Monsieur le maire, Mon cher Denis,Je m'autorise d'une amitié qui remonte à plus de 30 ans pour m'adresser au premier magistrat de la ville en utilisant aussi son prénom.

C'est le projet annoncé de la démolition de la Maison Alcan qui m'amène à partager avec vous les réflexions que cette décision m'inspire.

Elle survient après l'annonce, ce printemps, de la disparition à venir de l'oeuvre d'art public de Charles Daudelin et de la démolition de la Maison Redpath, avenue du Musée, l'an dernier. Après trois coups, le rideau se lève et le spectateur aperçoit le décor de la mise en scène à venir... Ce sont ces « trois sur trois » qui commencent à peser. Je suis préoccupé de la ligne d'action que ces décisions accumulées laissent entrevoir.

Vous occupez, comme maire, une fonction stratégique à nulle autre pareille pour le type de ville que vous voudrez laisser à vos successeurs.

Comme vous vous en rappelez bien, je me suis présenté à la mairie en 1976 contre Jean Drapeau, non parce que la personne n'était pas chaleureuse, entrepreneuriale et médiatisée ( !), mais parce qu'entre autres, sa conception de la protection du patrimoine bâti de Montréal était dépassée et, d'une certaine manière, dangereuse pour l'avenir. Pour lui, il n'y avait d'intérêt à préserver que ce qui se situait à l'intérieur des limites étroites du Vieux-Montréal. Tout le reste pouvait laisser place à la « modernité » pour, selon son expression favorite, pouvoir mettre Montréal sur la « map ».
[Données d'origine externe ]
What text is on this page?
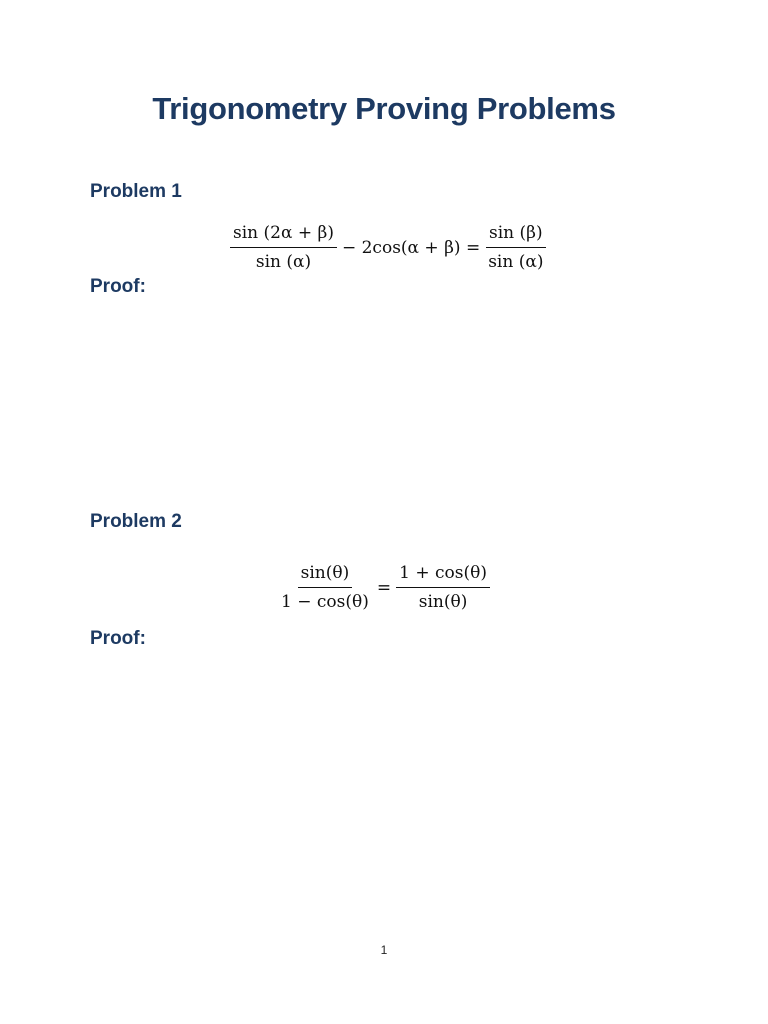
Trigonometry Proving Problems
Problem 1
$\frac{\sin (2\alpha + \beta)}{\sin (\alpha)} - 2\cos(\alpha + \beta) = \frac{\sin (\beta)}{\sin (\alpha)}$
Proof:
Problem 2
$\frac{\sin(\theta)}{1 - \cos(\theta)} = \frac{1 + \cos(\theta)}{\sin(\theta)}$
Proof:
1
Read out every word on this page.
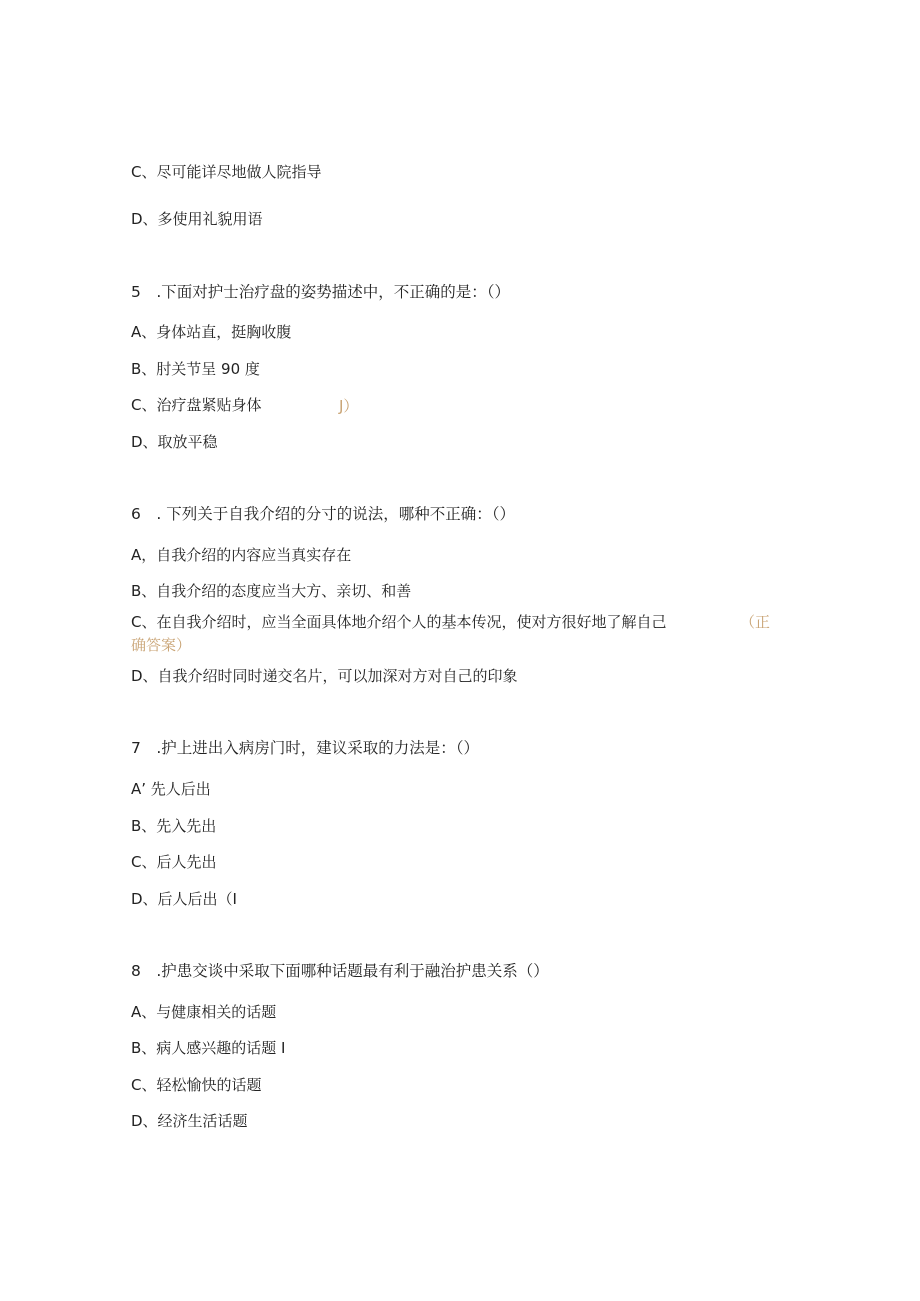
C、尽可能详尽地做人院指导
D、多使用礼貌用语
5　.下面对护士治疗盘的姿势描述中，不正确的是：（）
A、身体站直，挺胸收腹
B、肘关节呈 90 度
C、治疗盘紧贴身体	J）
D、取放平稳
6　. 下列关于自我介绍的分寸的说法，哪种不正确：（）
A，自我介绍的内容应当真实存在
B、自我介绍的态度应当大方、亲切、和善
C、在自我介绍时，应当全面具体地介绍个人的基本传况，使对方很好地了解自己	（正
确答案）
D、自我介绍时同时递交名片，可以加深对方对自己的印象
7　.护上进出入病房门时，建议采取的力法是：（）
A’ 先人后出
B、先入先出
C、后人先出
D、后人后出（I
8　.护患交谈中采取下面哪种话题最有利于融治护患关系（）
A、与健康相关的话题
B、病人感兴趣的话题 I
C、轻松愉快的话题
D、经济生活话题
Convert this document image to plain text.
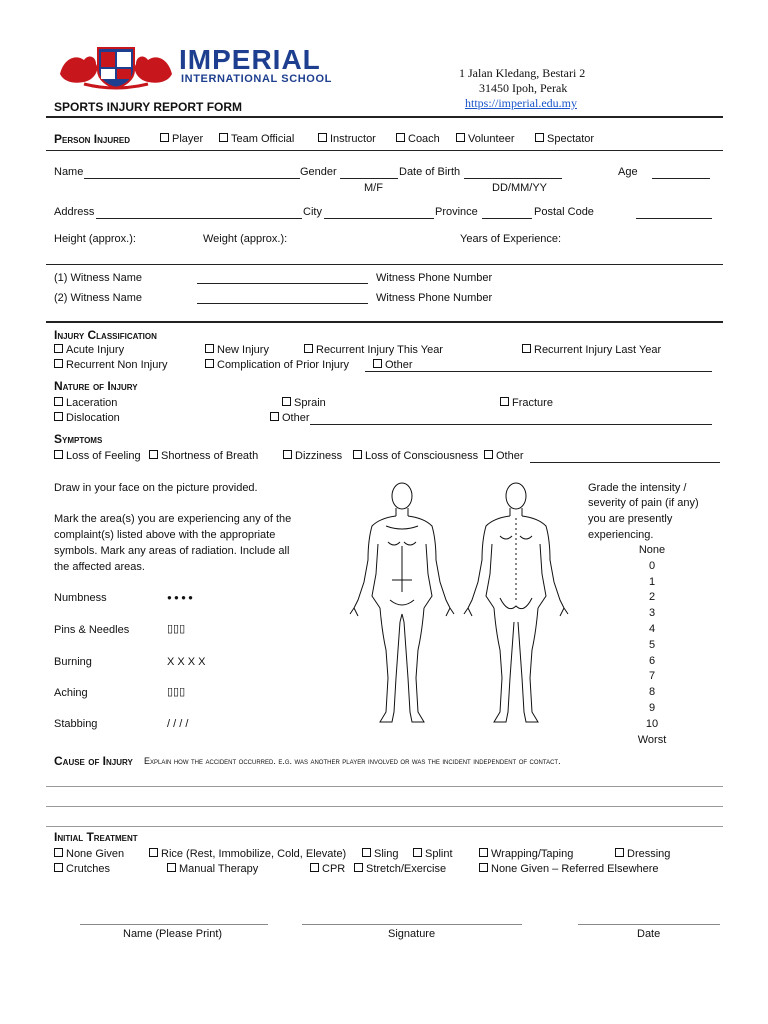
IMPERIAL
INTERNATIONAL SCHOOL	1 Jalan Kledang, Bestari 2
31450 Ipoh, Perak
https://imperial.edu.my
SPORTS INJURY REPORT FORM
Person Injured	Player	Team Official	Instructor	Coach	Volunteer	Spectator
Name	Gender	Date of Birth	Age
M/F	DD/MM/YY
Address	City	Province	Postal Code
Height (approx.):	Weight (approx.):	Years of Experience:
(1) Witness Name	Witness Phone Number
(2) Witness Name	Witness Phone Number
Injury Classification
Acute Injury	New Injury	Recurrent Injury This Year	Recurrent Injury Last Year
Recurrent Non Injury	Complication of Prior Injury	Other
Nature of Injury
Laceration	Sprain	Fracture
Dislocation	Other
Symptoms
Loss of Feeling	Shortness of Breath	Dizziness	Loss of Consciousness	Other
Draw in your face on the picture provided.
Mark the area(s) you are experiencing any of the
complaint(s) listed above with the appropriate
symbols. Mark any areas of radiation. Include all
the affected areas.
Numbness	● ● ● ●
Pins & Needles	▯▯▯
Burning	X X X X
Aching	▯▯▯
Stabbing	/ / / /
Grade the intensity /
severity of pain (if any)
you are presently
experiencing.
None
0
1
2
3
4
5
6
7
8
9
10
Worst
Cause of Injury Explain how the accident occurred. e.g. was another player involved or was the incident independent of contact.
Initial Treatment
None Given	Rice (Rest, Immobilize, Cold, Elevate)	Sling	Splint	Wrapping/Taping	Dressing
Crutches	Manual Therapy	CPR	Stretch/Exercise	None Given – Referred Elsewhere
Name (Please Print)	Signature	Date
On déplore et on continuera de déplorer les démolitions qu'il a autorisées sur Sherbrooke pour faire place à des gratte-ciel aussi banals qu'insipides qu'on pourrait retrouver dans n'importe quelle ville « moyenne » du monde.

Entre-temps, l'un des quartiers architecturalement les plus riches du XIXe siècle au Canada a été grignoté morceau par morceau, et si on ne prend pas la seule « vraie » bonne décision d'établir un périmètre incontournable, la rue Sherbrooke, entre Guy et University, deviendra du n'importe quoi dont on déplorera à la génération qui nous remplacera le saccage insensé à la va-que-je-te-pousse.

Vous aimez socialiser avec les autres maires : allez faire un tour à Boston sur Commonwealth Avenue, une rue victorienne incomparable... et ce n'est pas parce qu'il n'y a pas en Nouvelle-Angleterre suffisamment d'argent pour y construire des tours à condos ! La Ville a décidé de les ériger de l'autre côté de la Charles River pour garder intact le coeur du Boston où logeaient les grandes fortunes de la côte Est, vu la qualité incomparable de son architecture.

Vous aimez toujours Paris, vous y comptez comme amie sa mairesse, Mme Hidalgo. Parlez-lui de ce qui est arrivé avec la décision récente d'autoriser, rue de Rivoli, la destruction de l'ancien grand magasin La Samaritaine, racheté par le groupe LVMH de Bernard Arnault (il ne manque pas d'argent non plus !) pour construire un hôtel de luxe à multiples étages tout à fait hors de proportions avec l'échelle des boutiques à arcades de la célèbre rue. On a décidé, à la suite des pressions populaires, de revoir le projet et de respecter l'intégrité globale du quartier.

Si on était assis à Montréal sur des « tonnes » d'édifices d'intérêt comparable à ce que présente le Quartier du Musée, il y aurait un débat opportun à faire à ce sujet. Mais comme vous le savez autant que moi, c'est hélas loin d'être le cas. Le Quartier du Musée est ici unique. Quand il s'est agi, au Musée des beaux-arts, de construire la nouvelle aile du pavillon Jean-Noël Desmarais, la proposition initiale consistait, eh oui, à loger les nouvelles salles au rez-de-chaussée et à ajouter au-dessus une tour à condos, histoire de rentabiliser le projet !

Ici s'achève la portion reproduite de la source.